Three others were not so lucky, and despite frantic efforts to drop ropes from the bridges, the three terrified people were swept to their deaths, their bodies never recovered. Had it not been for the quick actions of Red Hill Sr. that day the tragedy could have been much worse
A News article described the event
DRIFT TO DEATH ON FLOATING ICE.
WOMAN AND TWO MEN DROWN IN NIAGARA RAPIDS.
IN VIEW OF THOUSANDS.
THEY ATTEMPTED TO CROSS ICE BRIDGE, WHEN THE MASS BROKE AND THEY WERE CARRIED AWAY ON CAKES OF ICE.
Niagara Falls, N.Y., Feb. 5. — One woman and two men, who had ventured to cross the Niagara River near the falls on the ice bridge, were drowned in the whirlpool rapids, two miles below the falls, to which point they had drifted on the ice in full view of thousands who were helpless to render aid, though every effort was made.
Their names are MR. and MRS. ELDREDGE STANTON, of Toronto, Ont., and BURRELL HECOCK, of Cleveland, O.
A great mass of ice broke away and was swept by the current toward the rapids and pool. When the ice broke there were at least eight persons on the ice, but five of these are believed to have gained the shore in safety, some of them a mile below the falls and midway to the rapids.

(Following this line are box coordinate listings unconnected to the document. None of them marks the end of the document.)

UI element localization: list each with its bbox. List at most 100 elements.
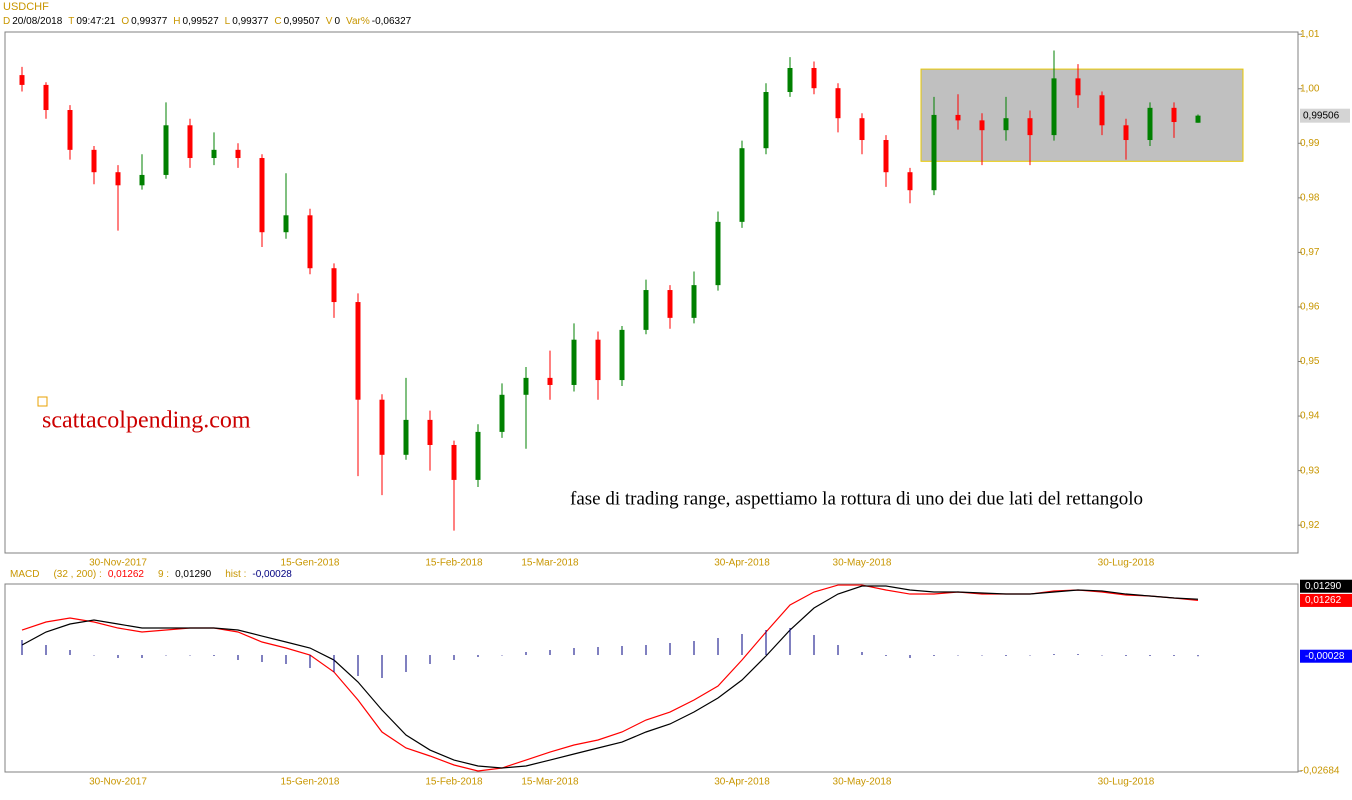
y-tick-label: 0,98: [1300, 192, 1320, 203]
info-value: 0,01262: [107, 569, 144, 580]
x-tick-label: 30-May-2018: [833, 777, 892, 788]
candle-body: [1003, 118, 1009, 131]
price-pane: [4, 31, 1299, 554]
watermark-icon: [37, 396, 48, 407]
candle-body: [667, 290, 673, 318]
x-tick-label: 15-Mar-2018: [521, 558, 579, 569]
candle-body: [763, 92, 769, 149]
candle-body: [907, 172, 913, 191]
macd-pane: [4, 583, 1299, 773]
x-tick-label: 15-Mar-2018: [521, 777, 579, 788]
info-label: D: [3, 16, 11, 27]
candle-body: [739, 148, 745, 222]
info-label: L: [224, 16, 231, 27]
candle-body: [691, 285, 697, 318]
candle-body: [715, 221, 721, 286]
candle-body: [331, 268, 337, 303]
candle-body: [139, 174, 145, 186]
value-box: [1300, 593, 1352, 607]
info-label: H: [173, 16, 181, 27]
candle-body: [931, 114, 937, 191]
info-label: Var%: [346, 16, 370, 27]
y-tick-label: 0,96: [1300, 302, 1320, 313]
macd-title: MACD: [10, 569, 40, 580]
candle-body: [451, 444, 457, 480]
candle-body: [259, 158, 265, 233]
macd-info: MACD (32 , 200) : 0,01262 9 : 0,01290 hist :-…: [10, 569, 292, 580]
candle-body: [499, 394, 505, 432]
x-tick-label: 30-May-2018: [833, 558, 892, 569]
candle-body: [307, 215, 313, 269]
candle-body: [547, 377, 553, 385]
info-value: 0,99377: [232, 16, 269, 27]
y-tick-label: 1,01: [1300, 29, 1320, 40]
candle-body: [1027, 118, 1033, 136]
candle-body: [787, 68, 793, 93]
macd-line: [21, 584, 1199, 772]
candle-body: [403, 419, 409, 455]
info-value: 0: [334, 16, 341, 27]
candle-body: [187, 125, 193, 159]
candle-body: [19, 75, 25, 85]
range-box: [920, 68, 1244, 162]
last-price-label: 0,99506: [1303, 110, 1340, 121]
candle-body: [643, 290, 649, 330]
candle-body: [859, 118, 865, 141]
candle-body: [67, 110, 73, 150]
candle-body: [619, 329, 625, 381]
info-label: T: [68, 16, 75, 27]
value-box-label: -0,00028: [1305, 651, 1345, 662]
value-box: [1300, 579, 1352, 593]
candle-body: [955, 114, 961, 121]
x-tick-label: 15-Feb-2018: [425, 777, 483, 788]
info-value: -0,06327: [371, 16, 412, 27]
candle-body: [1075, 78, 1081, 96]
y-tick-label: 0,93: [1300, 465, 1320, 476]
candle-body: [595, 339, 601, 381]
info-label: 9 :: [157, 569, 170, 580]
info-value: 0,01290: [175, 569, 212, 580]
candle-body: [235, 149, 241, 159]
x-tick-label: 15-Gen-2018: [281, 777, 340, 788]
value-box-label: 0,01290: [1305, 581, 1342, 592]
y-tick-label: 1,00: [1300, 83, 1320, 94]
candle-body: [1195, 115, 1201, 123]
candle-body: [1123, 125, 1129, 141]
x-tick-label: 30-Apr-2018: [714, 777, 770, 788]
info-label: hist :: [225, 569, 247, 580]
candle-body: [835, 88, 841, 119]
info-value: 0,99507: [283, 16, 320, 27]
quote-info: D 20/08/2018 T 09:47:21 O 0,99377 H 0,99527 L 0,9…: [0, 16, 411, 27]
info-label: O: [121, 16, 130, 27]
x-tick-label: 30-Lug-2018: [1098, 558, 1155, 569]
y-tick-label: 0,92: [1300, 520, 1320, 531]
y-tick-label: 0,97: [1300, 247, 1320, 258]
y-tick-label: 0,99: [1300, 138, 1320, 149]
candle-body: [523, 377, 529, 395]
last-price-box: [1300, 108, 1350, 123]
symbol-title: USDCHF: [3, 1, 49, 13]
macd-line: [21, 585, 1199, 769]
info-value: 0,99527: [182, 16, 219, 27]
candle-body: [355, 302, 361, 400]
y-tick-label: 0,94: [1300, 411, 1320, 422]
candle-body: [475, 431, 481, 480]
candle-body: [163, 125, 169, 175]
x-tick-label: 15-Feb-2018: [425, 558, 483, 569]
candle-body: [1051, 78, 1057, 136]
value-box: [1300, 649, 1352, 663]
candle-body: [43, 84, 49, 111]
info-value: 09:47:21: [76, 16, 116, 27]
y-tick-label: -0,02684: [1300, 766, 1340, 777]
info-label: C: [274, 16, 282, 27]
candle-body: [571, 339, 577, 385]
x-tick-label: 30-Lug-2018: [1098, 777, 1155, 788]
candle-body: [1171, 107, 1177, 123]
x-tick-label: 30-Nov-2017: [89, 777, 147, 788]
annotation: fase di trading range, aspettiamo la rot…: [570, 488, 1143, 509]
x-tick-label: 30-Apr-2018: [714, 558, 770, 569]
info-label: V: [325, 16, 333, 27]
y-tick-label: 0,95: [1300, 356, 1320, 367]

Two men and a woman did not escape. One of the men floated on a cake of ice ahead of the other man and woman. When the jam started out the fact was phoned to the lower steel arch bridge and to the cantilever bridge, this latter being about 300 feet above the lower arch. Both stand directly over the entrance to the rapids.
Men with long ropes had rushed out from the Canadian and New York ends of the bridges and dropped the ropes down to the river, and then had moved along the deck of the bridge until right over the persons on the moving ice.
The first man grasped the rope and held it fast. The men on the bridge started to pull him up, but when he had been drawn up forty feet he let go and dropped into the river and was lost.
The other man and the woman next reached the rope as the current swept them on. The man caught the rope and seemed to attempt to tie it about the woman, but the current hurried them along and their chance for rescue was lost. They drifted under both bridges into the rapids in full view on the ice. They were seen to sink to their knees and then the waves washed over them and they disappeared in the seething, grinding mass of ice and water.
It is believed that the man first lost was about twenty-one years old. The woman was older. She wore a suit of gray, a white sweater and a big black hat with plumes. Some watchers believed she fainted when the man tried to tie the rope about her.
The current sweeps under the two bridges with great rapidity, and it may be that the rope was too short to allow of the movement of the current during the time he was trying to put the rope around her.
Persons who were near the falls when the jam broke say they are centain other lives have been lost. One man reports having seen a womana leap from the ice into the water near the upper arch bridge.
The thermometer has ranged around zero and the cold was intense in the gorge. For this reason the man and woman who died together must have been benumbed by the time they had reached the point of attempted rescue, for they were drifting nearly an hour.